Il suono dei claxon non erano niente in confronto a Parigi. Lì i turisti venivano subito giudicati male e odiati. Anche se ero di Parigi, io non la vedevo in quel modo, anzi, adoravo vedere i turisti in giro per la città, sperduti. Mi avvicinavo apposta per dare indicazioni. Facendo così, speravo che il loro giudizio su noi Francesi cambiasse.
«Posso confessarti una cosa?» mi chiese. «Be', in realtà è una sensazione.»
«Con questo tono di voce mi spaventi.» ridacchiai prima di mangiare una crocchetta di pollo che avevo riscaldato al microonde poco prima.
«Quando vi siete guardati, tu e quel tizio, ho avuto la sensazione che lui ti conoscesse.» spalancai gli occhi e restai in silenzio. «Forse mi sbaglio, te l'ho detto, è solo una sensazione.»

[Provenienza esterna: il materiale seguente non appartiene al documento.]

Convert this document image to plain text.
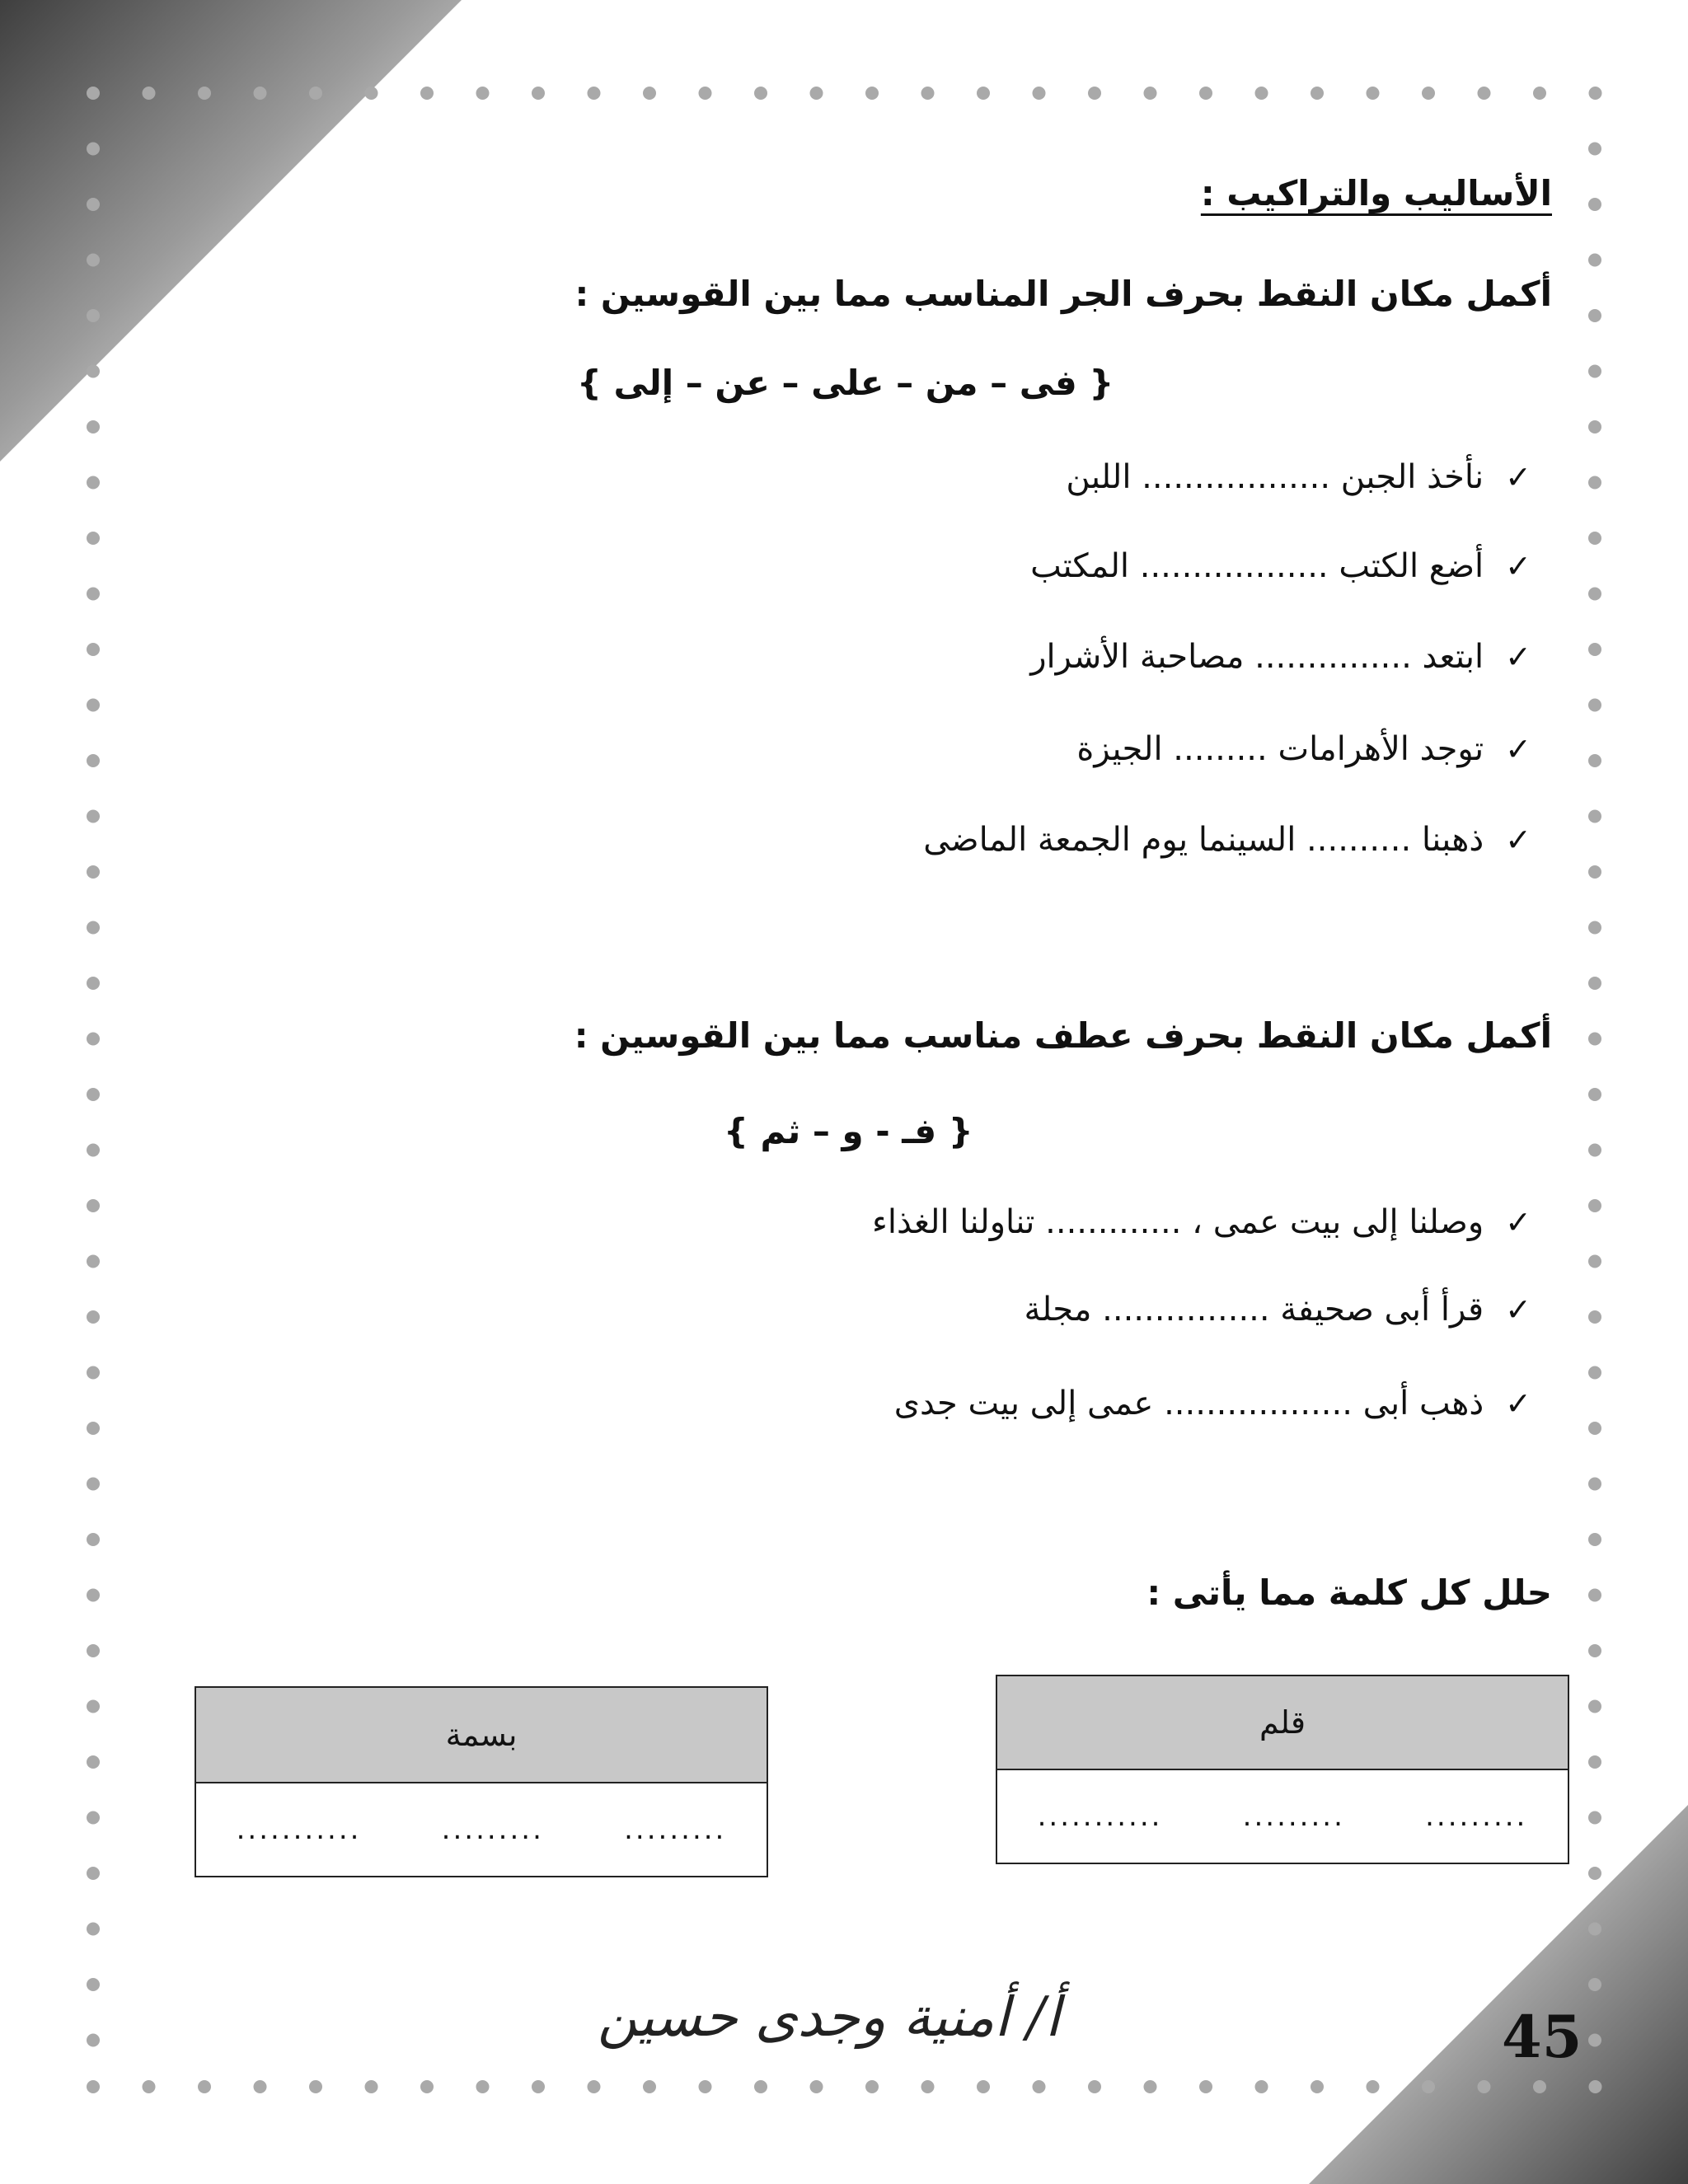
الأساليب والتراكيب :
أكمل مكان النقط بحرف الجر المناسب مما بين القوسين :
{ فى – من – على – عن – إلى }
✓
نأخذ الجبن .................. اللبن
✓
أضع الكتب .................. المكتب
✓
ابتعد ............... مصاحبة الأشرار
✓
توجد الأهرامات ......... الجيزة
✓
ذهبنا .......... السينما يوم الجمعة الماضى
أكمل مكان النقط بحرف عطف مناسب مما بين القوسين :
{ فـ - و – ثم }
✓
وصلنا إلى بيت عمى ، ............. تناولنا الغذاء
✓
قرأ أبى صحيفة ................ مجلة
✓
ذهب أبى .................. عمى إلى بيت جدى
حلل كل كلمة مما يأتى :
قلم
...........	.........	.........
بسمة
...........	.........	.........
أ/ أمنية وجدى حسين	45
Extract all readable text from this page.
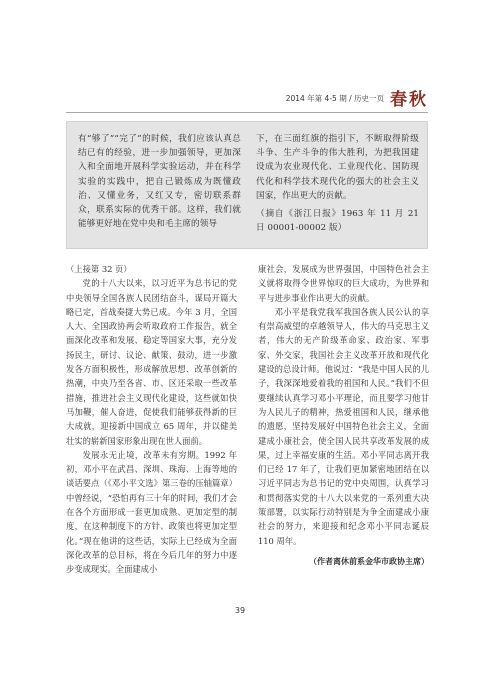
2014 年第 4-5 期 / 历史一页 春秋
有“够了”“完了”的时候，我们应该认真总结已有的经验，进一步加强领导，更加深入和全面地开展科学实验运动，并在科学实验的实践中，把自己锻炼成为既懂政治、又懂业务，又红又专，密切联系群众，联系实际的优秀干部。这样，我们就能够更好地在党中央和毛主席的领导
下，在三面红旗的指引下，不断取得阶级斗争、生产斗争的伟大胜利，为把我国建设成为农业现代化、工业现代化、国防现代化和科学技术现代化的强大的社会主义国家，作出更大的贡献。
（摘自《浙江日报》1963 年 11 月 21 日 00001-00002 版）

（上接第 32 页）

党的十八大以来，以习近平为总书记的党中央领导全国各族人民团结奋斗，谋局开篇大略已定，首战奏捷大势已成。今年 3 月，全国人大、全国政协两会听取政府工作报告，就全面深化改革和发展、稳定等国家大事，充分发扬民主，研讨、议论、献策、鼓动，进一步激发各方面积极性，形成解放思想、改革创新的热潮，中央乃至各省、市、区还采取一些改革措施，推进社会主义现代化建设，这些就如快马加鞭，催人奋进，促使我们能够获得新的巨大成就，迎接新中国成立 65 周年，并以健美壮实的崭新国家形象出现在世人面前。

发展永无止境，改革未有穷期。1992 年初，邓小平在武昌、深圳、珠海、上海等地的谈话要点（《邓小平文选》第三卷的压轴篇章）中曾经说，“恐怕再有三十年的时间，我们才会在各个方面形成一套更加成熟、更加定型的制度，在这种制度下的方针、政策也将更加定型化。”现在他讲的这些话，实际上已经成为全面深化改革的总目标，将在今后几年的努力中逐步变成现实。全面建成小

康社会，发展成为世界强国，中国特色社会主义就将取得令世界惊叹的巨大成功，为世界和平与进步事业作出更大的贡献。

邓小平是我党我军我国各族人民公认的享有崇高威望的卓越领导人，伟大的马克思主义者，伟大的无产阶级革命家、政治家、军事家、外交家，我国社会主义改革开放和现代化建设的总设计师。他说过：“我是中国人民的儿子，我深深地爱着我的祖国和人民。”我们不但要继续认真学习邓小平理论，而且要学习他甘为人民儿子的精神，热爱祖国和人民，继承他的遗愿，坚持发展好中国特色社会主义，全面建成小康社会，使全国人民共享改革发展的成果，过上幸福安康的生活。邓小平同志离开我们已经 17 年了，让我们更加紧密地团结在以习近平同志为总书记的党中央周围，认真学习和贯彻落实党的十八大以来党的一系列重大决策部署，以实际行动特别是为争全面建成小康社会的努力，来迎接和纪念邓小平同志诞辰 110 周年。

（作者离休前系金华市政协主席）
39
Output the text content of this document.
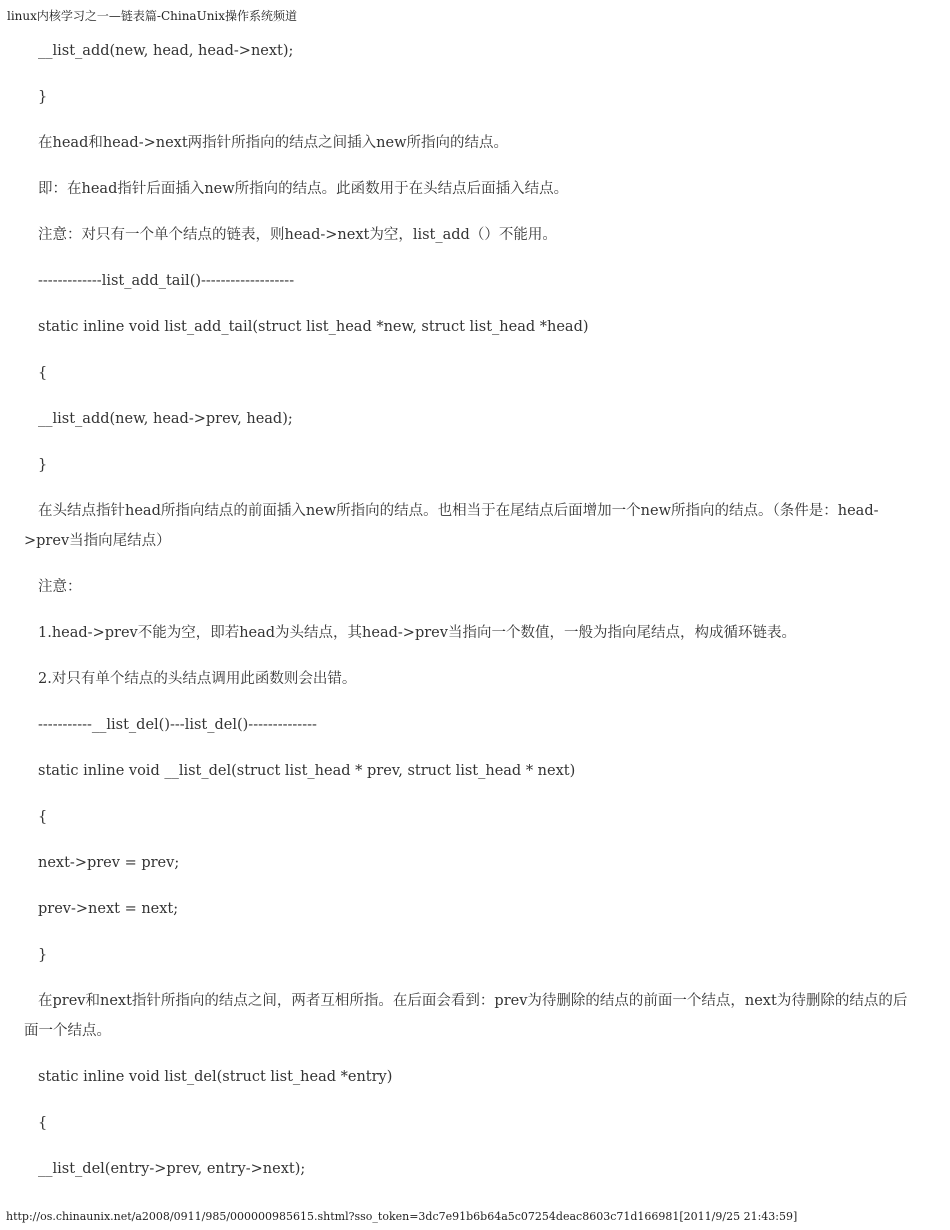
linux内核学习之一—链表篇-ChinaUnix操作系统频道

__list_add(new, head, head->next);

}

在head和head->next两指针所指向的结点之间插入new所指向的结点。

即：在head指针后面插入new所指向的结点。此函数用于在头结点后面插入结点。

注意：对只有一个单个结点的链表，则head->next为空，list_add（）不能用。

-------------list_add_tail()-------------------

static inline void list_add_tail(struct list_head *new, struct list_head *head)

{

__list_add(new, head->prev, head);

}

在头结点指针head所指向结点的前面插入new所指向的结点。也相当于在尾结点后面增加一个new所指向的结点。（条件是：head->prev当指向尾结点）

注意：

1.head->prev不能为空，即若head为头结点，其head->prev当指向一个数值，一般为指向尾结点，构成循环链表。

2.对只有单个结点的头结点调用此函数则会出错。

-----------__list_del()---list_del()--------------

static inline void __list_del(struct list_head * prev, struct list_head * next)

{

next->prev = prev;

prev->next = next;

}

在prev和next指针所指向的结点之间，两者互相所指。在后面会看到：prev为待删除的结点的前面一个结点，next为待删除的结点的后面一个结点。

static inline void list_del(struct list_head *entry)

{

__list_del(entry->prev, entry->next);

http://os.chinaunix.net/a2008/0911/985/000000985615.shtml?sso_token=3dc7e91b6b64a5c07254deac8603c71d166981[2011/9/25 21:43:59]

Harry non mi aveva mai vista prima d'ora, ma io sì: in foto, video, poster, ovunque, visto che ero sua fan. Poi cambiò tutto.
«Ti sbagli, io non lo avevo mai visto prima d'ora.» mentii.
«Be', allora la mia sensazione era sbagliata.» concluse. Poi, sentii un suono acuto e stridulo provenire dall'altro capo del telefono. «È giunta la mia morte.» si lamentò il mio amico. Capii subito che la sua coinquilina aveva iniziato a suonare il violino.
«Non ti preoccupare. Domani mattina, alla stessa ora, sarò da te e ascolterò ogni lamentela che avrai da dirmi.»
«Emily sei il massimo!»
Lo salutai e andai a sedermi sul divano, accesi la Tv. Subito dopo mi accorsi che stavano parlando di Harry e del suo ritorno a Londra, dopo molto tempo. Poi vennero fatte scorrere sullo schermo immagini di lui che entrava in una jeep completamente nera. Per un attimo avevo paura che qualcuno del bar lo avesse riconosciuto, avesse scattato delle foto e le avesse passate a qualche giornalista, ma per fortuna nessuno aveva visto niente... a parte Fred.
Spensi la Tv e andai a dormire, ma il pensiero costante di aver incontrato l'idolo che nella mia adolescenza significava tutto, non mi lasciava andare.